I’m as leet as the next guy, but c’mon.
— Dick Davies 602 days ago #How do you differentiate Bingo from Strongspace? You can’t very well say that Strongspace is more secure, since that would imply that Bingo not entirely secure. The price per GB from that perspective is entirely skewed. Maybe I’m missing something. (Note that I am a happy Strongspace user.)
— James Lindeman 600 days ago #James: Bingo does public file delivery and is only accessible up-and-down by HTTP (it does HTTPS). Strongspace is completely closed, you can’t use it to host a podcast or images for a separate site.
— Jason Hoffman 599 days ago #WebDAV has around 10-20% protocol overhead compared to sftp or scp. It is a seriously bloated protocol. This means that you really only get 8 GB of data uploaded per month (give or take).

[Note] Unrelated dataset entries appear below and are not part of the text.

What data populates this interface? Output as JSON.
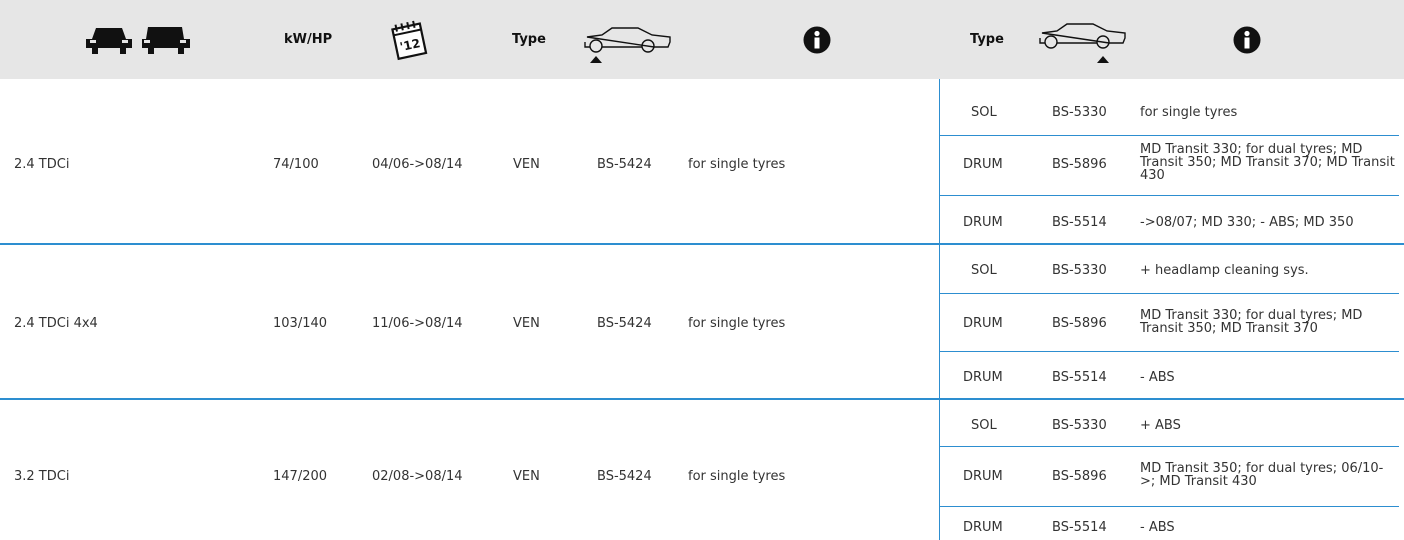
{
  "header": {
    "icons": [
      "vehicle-pair-icon",
      "calendar-icon",
      "car-front-axle-icon",
      "info-icon",
      "car-rear-axle-icon",
      "info-icon"
    ],
    "kwhp_label": "kW/HP",
    "calendar_label": "'12",
    "type_label_left": "Type",
    "type_label_right": "Type"
  },
  "rows": [
    {
      "model": "2.4 TDCi",
      "power": "74/100",
      "period": "04/06->08/14",
      "front_type": "VEN",
      "front_code": "BS-5424",
      "front_note": "for single tyres",
      "rear": [
        {
          "type": "SOL",
          "code": "BS-5330",
          "note": "for single tyres"
        },
        {
          "type": "DRUM",
          "code": "BS-5896",
          "note": "MD Transit 330; for dual tyres; MD Transit 350; MD Transit 370; MD Transit 430"
        },
        {
          "type": "DRUM",
          "code": "BS-5514",
          "note": "->08/07; MD 330; - ABS; MD 350"
        }
      ]
    },
    {
      "model": "2.4 TDCi 4x4",
      "power": "103/140",
      "period": "11/06->08/14",
      "front_type": "VEN",
      "front_code": "BS-5424",
      "front_note": "for single tyres",
      "rear": [
        {
          "type": "SOL",
          "code": "BS-5330",
          "note": "+ headlamp cleaning sys."
        },
        {
          "type": "DRUM",
          "code": "BS-5896",
          "note": "MD Transit 330; for dual tyres; MD Transit 350; MD Transit 370"
        },
        {
          "type": "DRUM",
          "code": "BS-5514",
          "note": "- ABS"
        }
      ]
    },
    {
      "model": "3.2 TDCi",
      "power": "147/200",
      "period": "02/08->08/14",
      "front_type": "VEN",
      "front_code": "BS-5424",
      "front_note": "for single tyres",
      "rear": [
        {
          "type": "SOL",
          "code": "BS-5330",
          "note": "+ ABS"
        },
        {
          "type": "DRUM",
          "code": "BS-5896",
          "note": "MD Transit 350; for dual tyres; 06/10->; MD Transit 430"
        },
        {
          "type": "DRUM",
          "code": "BS-5514",
          "note": "- ABS"
        }
      ]
    }
  ],
  "colors": {
    "accent": "#2d8ed0",
    "header_bg": "#e6e6e6",
    "icon": "#111111"
  }
}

Let’s assume you do some reading of your data and not just uploading … it’s conceivable that if you attempted to avoid all extra bandwidth charges you would have 48 GB of storage after one year.
Now do the math – assuming 4 GB written per month, by the end of one year you will have spent, per GB/mo:
4+2+1.3+1+.8+.66+.57+.5+.44+.4+.36+.33
Divide by 12 and you get 1.03. So the cost of using bingodisk is $1.03/GB per month.
It’s very interesting economics. I like the product (well, I would if it supported rsync) but don’t get blinded by the seemingly low price.